In parallel with his judicial duties, from July 1974 to May 1975, he served as Mayor of the city of Nafplio, appointed by the government of national unity, following the fall of the junta in the summer of 1974 and until the first free municipal elections were held in April 1975.

In July 1990, the Cabinet of the government of Mitsotakis chose Kokkinos as President of the Supreme Court (Areios Pagos), bypassing all the vice-presidents and many Areopagites of the seniority list, a move that was considered unfortunate and unethical. Kokkinos remained President of the Supreme Court until 1996, and he was also President of the Special Court during the trial of the Bank of Crete case in 1991. Among his closest collaborators as President of the Supreme Court was Vice-President (and Head of Inspection) Sokratis Sokratidis, known for his conflicts with Andreas Papandreou since the 1960s and the ASPIDA affair.

In the Special Court, Kokkinos voted for the conviction of Andreas Papandreou on all three charges he faced, but Papandreou was ultimately acquitted on all three counts (one with a vote of 7-6).
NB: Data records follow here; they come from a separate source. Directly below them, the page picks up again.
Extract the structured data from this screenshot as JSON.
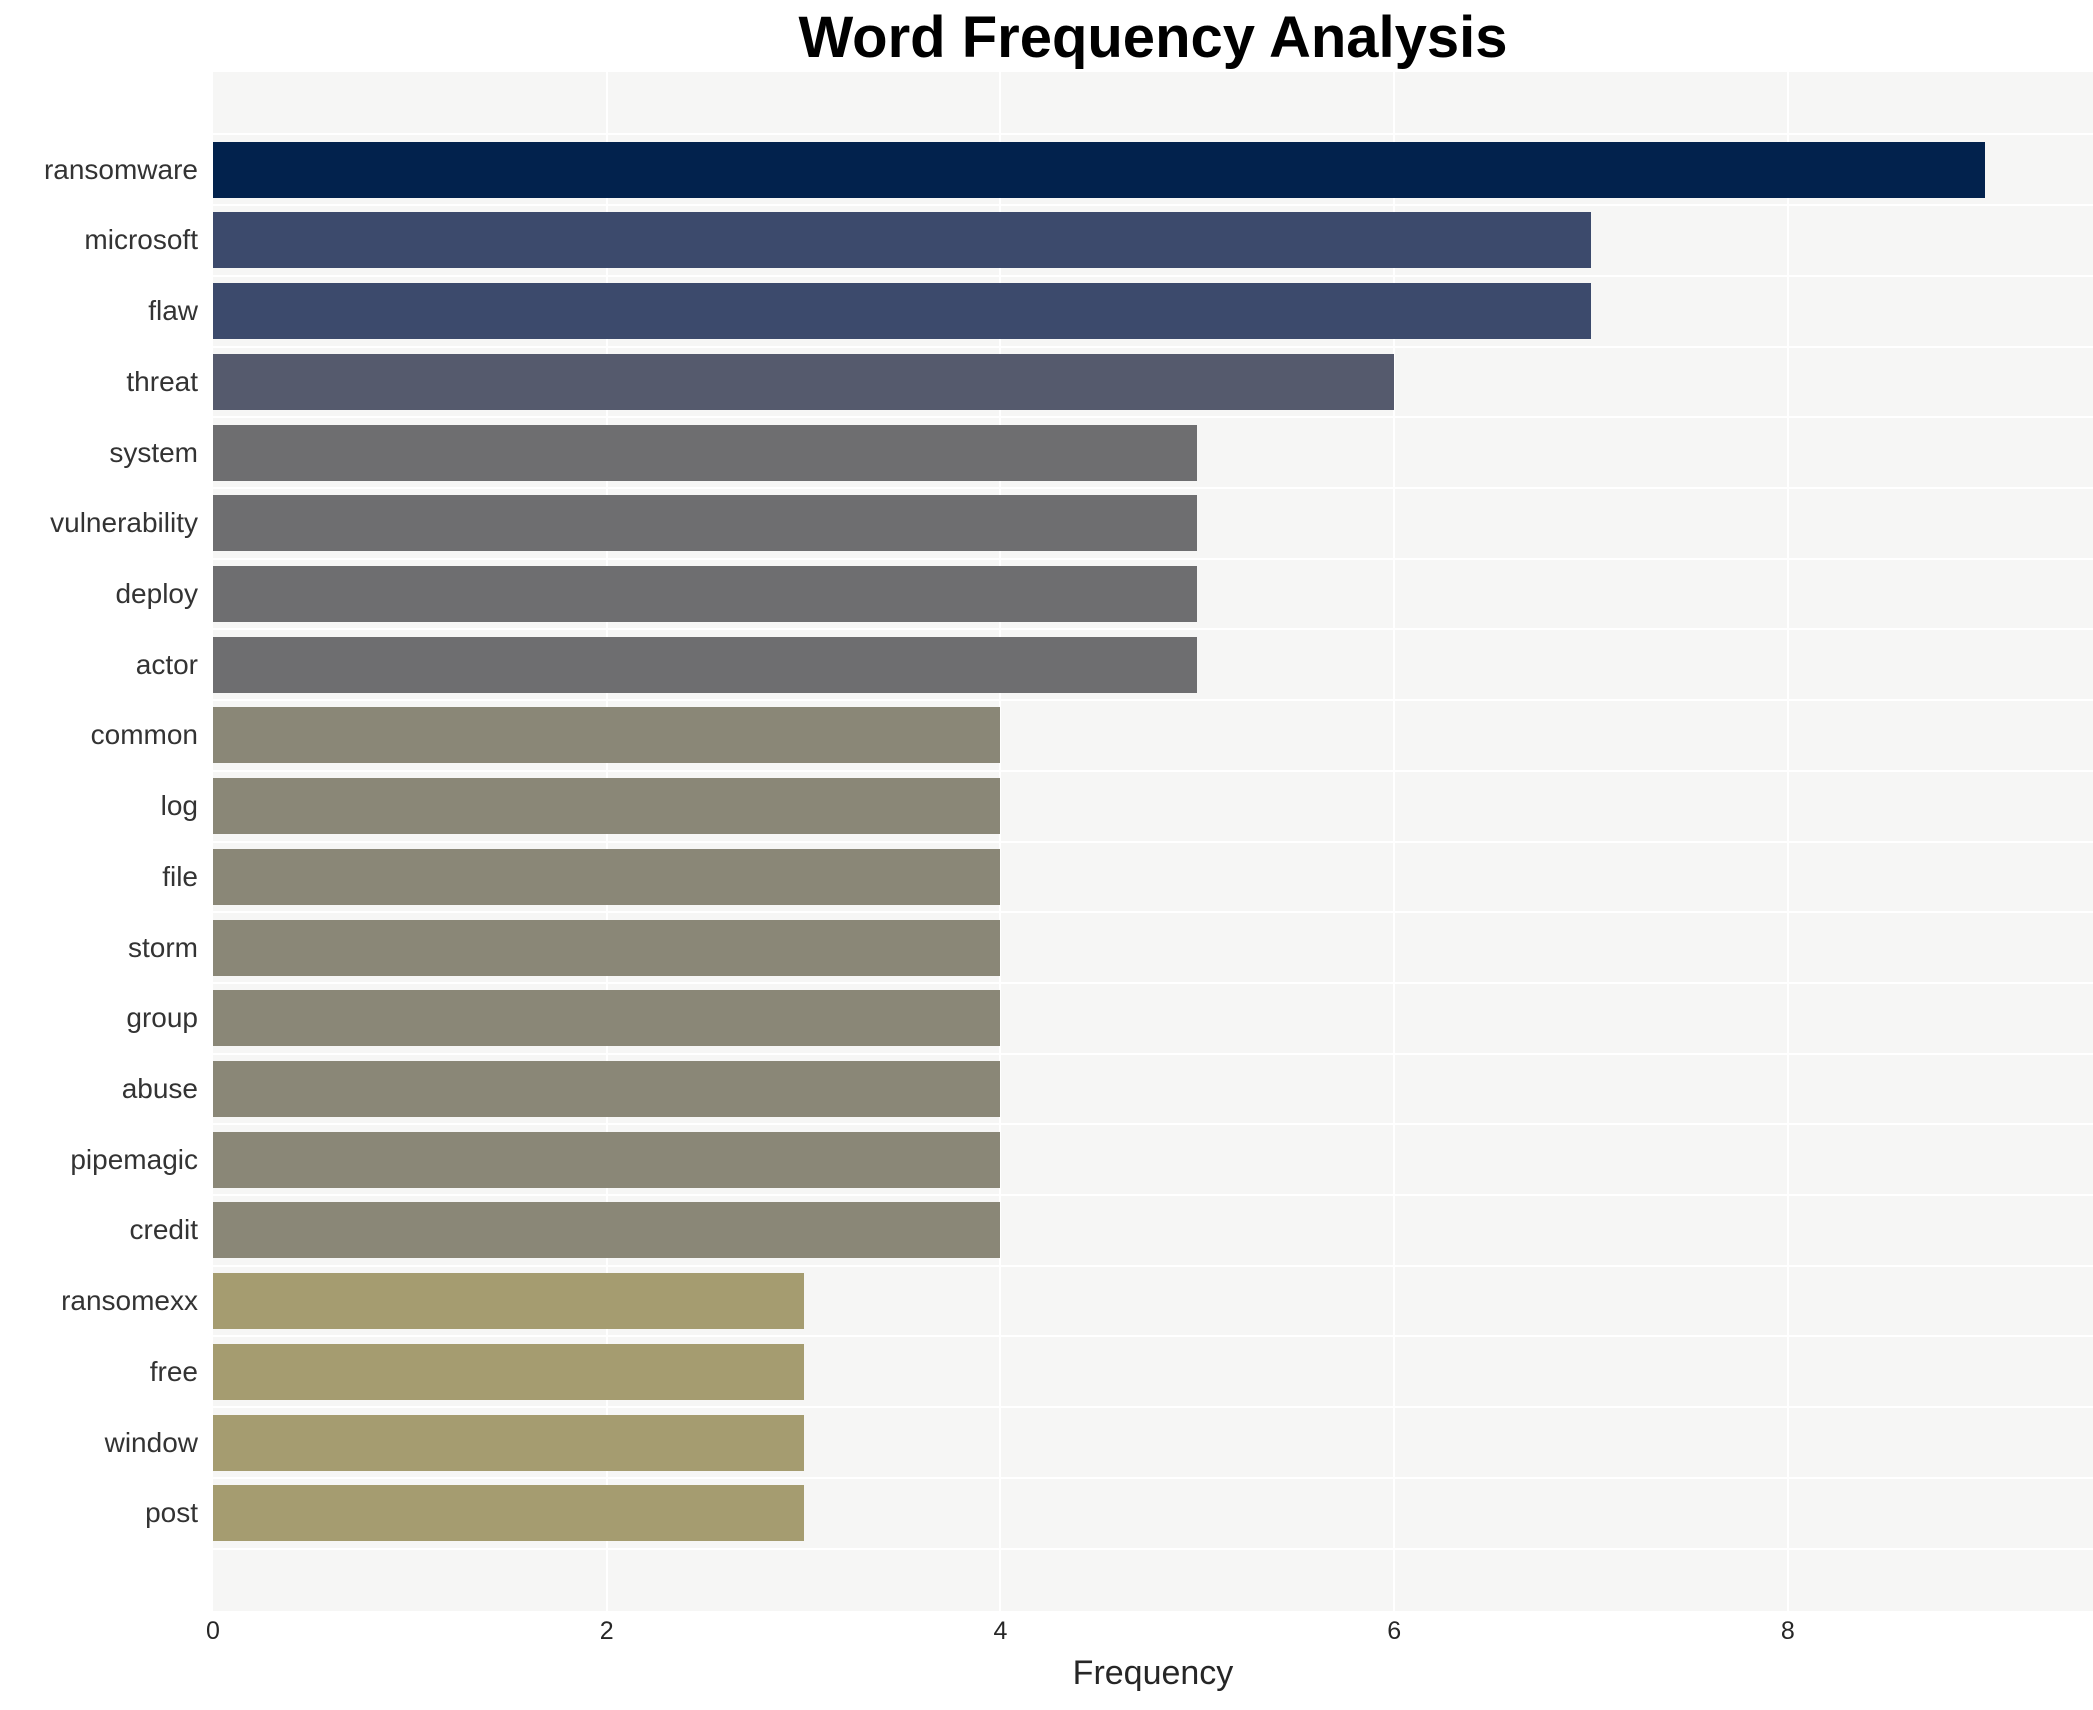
{
  "title": "Word Frequency Analysis",
  "chart_data": {
    "type": "bar",
    "orientation": "horizontal",
    "title": "Word Frequency Analysis",
    "xlabel": "Frequency",
    "ylabel": "",
    "categories": [
      "ransomware",
      "microsoft",
      "flaw",
      "threat",
      "system",
      "vulnerability",
      "deploy",
      "actor",
      "common",
      "log",
      "file",
      "storm",
      "group",
      "abuse",
      "pipemagic",
      "credit",
      "ransomexx",
      "free",
      "window",
      "post"
    ],
    "values": [
      9,
      7,
      7,
      6,
      5,
      5,
      5,
      5,
      4,
      4,
      4,
      4,
      4,
      4,
      4,
      4,
      3,
      3,
      3,
      3
    ],
    "bar_colors": [
      "#02224d",
      "#3c4a6c",
      "#3c4a6c",
      "#555a6d",
      "#6e6e70",
      "#6e6e70",
      "#6e6e70",
      "#6e6e70",
      "#8a8777",
      "#8a8777",
      "#8a8777",
      "#8a8777",
      "#8a8777",
      "#8a8777",
      "#8a8777",
      "#8a8777",
      "#a59c70",
      "#a59c70",
      "#a59c70",
      "#a59c70"
    ],
    "x_ticks": [
      0,
      2,
      4,
      6,
      8
    ],
    "xlim": [
      0,
      9.55
    ],
    "grid": "on",
    "grid_color": "#ffffff",
    "panel_bg": "#f6f6f5",
    "legend": "none"
  }
}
Kokkinos himself drafted the minority opinion that sought the conviction of the former Prime Minister. The majority opinion, which acquitted Andreas Papandreou, was drafted by Areopagites Prodromos Asimiadis and Vasileios Lampridis.

==Disputes==
Kokkinos was known for his conflicts with PASOK MP and Minister Evangelos Yannopoulos. Their feud began in 1977-1979 when Kokkinos, as an Appellate Judge, was Head of the Athens Court of First Instance and Yannopoulos was President of the Athens Bar Association. The peak of their conflict came in 1991-1992 when Yannopoulos, through his television programs on Channel 29, harshly criticized Kokkinos' handling of the Special Court. In the period 1996-2000, the conflict continued, with the retired Kokkinos criticizing Yannopoulos' policies as Minister of Justice in newspaper articles. Yannopoulos responded with his own articles about Kokkinos' conduct in the field of Justice.

Besides Yannopoulos, Kokkinos had public disputes with his colleague, judge Stefanos Matthias, who succeeded him as President of the Supreme Court. In an article, Matthias argued that "it is unacceptable in the 21st century for Greek Justice to be under ecclesiastical guardianship" and criticized practices such as holding blessings at the beginning of the judicial year or involving priests in judicial body events. Kokkinos accused Matthias of being perjurious for these views.

He also took legal action against Spyros Karatzaféris for a series of articles in the newspapers Epikairoti and 48 Hours about him regarding his sexual orientation and alleged bribery. For these, Karatzaféris was sentenced on 31 July 1991, to 4 years and 10 months in prison with a suspended sentence for contempt of court, defamation, and forgery. On appeal, the sentence was not suspended, and thus Karatzaféris faced imprisonment. He eventually fled to Cyprus, where he hosted a daily radio show titled “Good Morning Mr. Kokkinos,” which aired in Greece on the radio station “Oh FM.” He returned to Greece when he was acquitted by the Areios Pagos.

==Death==
Kokkinos died at the age of 90 on 19 February 2019.